Larger profit margins of pharmaceutical industry driven by marketing, not R&D
Editor's note: Taken from The Truth About the Drug Companies by Maria Angell, The New York Review, July 15, 2004
Americans now spend a staggering $200 billion a year on prescription drugs, and that figure is growing at a rate of about 12 percent a year. … From 1960 to 1980, prescription drug sales were fairly static as a percent of U.S. gross domestic product, but from 1980 to 2000 they tripled. … [Pharmaceutical information provider] IMS Health [Plymouth Meeting, Pa.] estimates total worldwide sales for prescription drugs to be about $400 billion in 2002.
The top 10 drug companies had profits of nearly 25 percent of sales in 1990 … profits as a percentage of sales remained about the same for the next decade.
In 2001, the 10 American drug companies in the Fortune 500 list ranked far above all other American industries in average net return, whether as a percentage of sales (18.5 percent); of assets (16.3 percent); or of shareholder equity (33.2 percent). … In 2002, the median net return for all other industries in the Fortune 500 was only 3.3 percent of sales. … The combined profits for the 10 drug companies in the Fortune 500 ($35.9 billion) were more than the profits for all the other 490 businesses put together ($33.7 billion).
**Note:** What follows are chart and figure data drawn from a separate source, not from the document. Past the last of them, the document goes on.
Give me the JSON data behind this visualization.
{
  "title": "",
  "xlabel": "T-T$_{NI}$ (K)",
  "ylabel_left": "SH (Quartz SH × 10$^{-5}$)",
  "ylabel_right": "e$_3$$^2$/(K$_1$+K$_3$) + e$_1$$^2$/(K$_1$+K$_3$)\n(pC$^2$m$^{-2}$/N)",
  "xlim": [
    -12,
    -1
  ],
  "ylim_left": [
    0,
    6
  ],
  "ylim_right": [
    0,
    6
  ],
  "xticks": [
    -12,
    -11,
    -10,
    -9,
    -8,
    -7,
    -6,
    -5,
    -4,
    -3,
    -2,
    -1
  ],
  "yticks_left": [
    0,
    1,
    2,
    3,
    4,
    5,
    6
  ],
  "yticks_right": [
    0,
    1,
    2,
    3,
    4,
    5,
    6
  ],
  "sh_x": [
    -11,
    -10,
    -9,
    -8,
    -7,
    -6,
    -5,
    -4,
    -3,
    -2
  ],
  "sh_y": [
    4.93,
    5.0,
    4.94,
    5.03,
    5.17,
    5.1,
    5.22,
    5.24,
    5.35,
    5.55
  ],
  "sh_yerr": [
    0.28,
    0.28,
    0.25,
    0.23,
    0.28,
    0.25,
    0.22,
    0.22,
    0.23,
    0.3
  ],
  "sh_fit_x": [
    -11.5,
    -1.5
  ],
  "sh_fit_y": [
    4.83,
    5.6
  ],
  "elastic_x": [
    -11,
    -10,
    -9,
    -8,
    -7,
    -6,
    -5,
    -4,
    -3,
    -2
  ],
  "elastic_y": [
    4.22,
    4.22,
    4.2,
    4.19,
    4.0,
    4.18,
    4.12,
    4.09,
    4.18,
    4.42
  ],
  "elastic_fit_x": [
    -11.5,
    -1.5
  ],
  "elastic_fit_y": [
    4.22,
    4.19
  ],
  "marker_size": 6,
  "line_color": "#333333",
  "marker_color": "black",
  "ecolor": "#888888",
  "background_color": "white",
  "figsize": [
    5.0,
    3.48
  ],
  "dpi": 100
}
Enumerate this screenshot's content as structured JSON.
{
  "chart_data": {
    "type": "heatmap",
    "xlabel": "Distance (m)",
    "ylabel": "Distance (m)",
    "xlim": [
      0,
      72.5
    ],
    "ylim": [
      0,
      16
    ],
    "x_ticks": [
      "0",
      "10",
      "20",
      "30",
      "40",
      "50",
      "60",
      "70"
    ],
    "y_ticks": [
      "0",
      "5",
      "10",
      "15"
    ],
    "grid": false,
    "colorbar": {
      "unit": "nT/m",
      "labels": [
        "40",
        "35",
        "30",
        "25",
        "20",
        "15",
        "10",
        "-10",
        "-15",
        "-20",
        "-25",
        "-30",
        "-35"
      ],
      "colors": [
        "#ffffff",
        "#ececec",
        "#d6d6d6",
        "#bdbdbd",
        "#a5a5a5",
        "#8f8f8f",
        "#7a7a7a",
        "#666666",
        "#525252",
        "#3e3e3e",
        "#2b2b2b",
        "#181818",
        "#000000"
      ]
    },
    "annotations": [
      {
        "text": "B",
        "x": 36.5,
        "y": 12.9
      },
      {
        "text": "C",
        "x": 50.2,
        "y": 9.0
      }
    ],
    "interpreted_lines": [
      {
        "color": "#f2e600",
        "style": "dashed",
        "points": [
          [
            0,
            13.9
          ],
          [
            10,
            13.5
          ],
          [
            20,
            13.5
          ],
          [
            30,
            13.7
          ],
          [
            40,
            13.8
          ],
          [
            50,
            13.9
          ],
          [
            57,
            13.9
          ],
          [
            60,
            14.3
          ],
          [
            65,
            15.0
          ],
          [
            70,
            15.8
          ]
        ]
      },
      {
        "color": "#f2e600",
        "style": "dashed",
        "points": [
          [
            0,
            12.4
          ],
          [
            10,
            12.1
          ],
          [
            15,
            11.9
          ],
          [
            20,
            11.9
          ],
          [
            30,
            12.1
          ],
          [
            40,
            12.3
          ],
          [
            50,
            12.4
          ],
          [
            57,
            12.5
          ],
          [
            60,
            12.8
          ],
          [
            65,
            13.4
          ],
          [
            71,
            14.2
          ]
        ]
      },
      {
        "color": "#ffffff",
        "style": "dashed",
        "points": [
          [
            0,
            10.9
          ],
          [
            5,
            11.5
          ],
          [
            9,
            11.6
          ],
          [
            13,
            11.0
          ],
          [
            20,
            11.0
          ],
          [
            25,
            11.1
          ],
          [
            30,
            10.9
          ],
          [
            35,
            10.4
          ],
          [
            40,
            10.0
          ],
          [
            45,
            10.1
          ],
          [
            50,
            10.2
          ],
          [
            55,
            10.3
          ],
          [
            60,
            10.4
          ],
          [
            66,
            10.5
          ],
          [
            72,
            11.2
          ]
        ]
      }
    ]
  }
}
For the top 10 pharmaceutical companies, [research & development] amounted to only 11 percent of sales in 1990, rising slightly to 14 percent in 2000.
In 1990, a staggering 36 percent of sales revenue went into [marketing and administration], and that proportion remained about the same for more than a decade.
The former chairman and CEO of Bristol-Myers Squibb, Charles A. Heimbold, Jr., made $74,890,918 in 2001, not counting his $76,095,611 worth of unexercised stock options. The chairman of Wyeth made $40,521,011, exclusive of his $40,629,459 in stock options.
Of the 78 drugs approved by the FDA in 2002, only 17 contained new active ingredients, and only seven of these were classified by the FDA as improvements over older drugs. The other 71 drugs approved that year were variations of old drugs, or deemed no better than drugs already on the market. In other words, they were me-too drugs. Seven of 78 is not much of a yield. Furthermore, of those seven, not one came from a major U.S. drug company.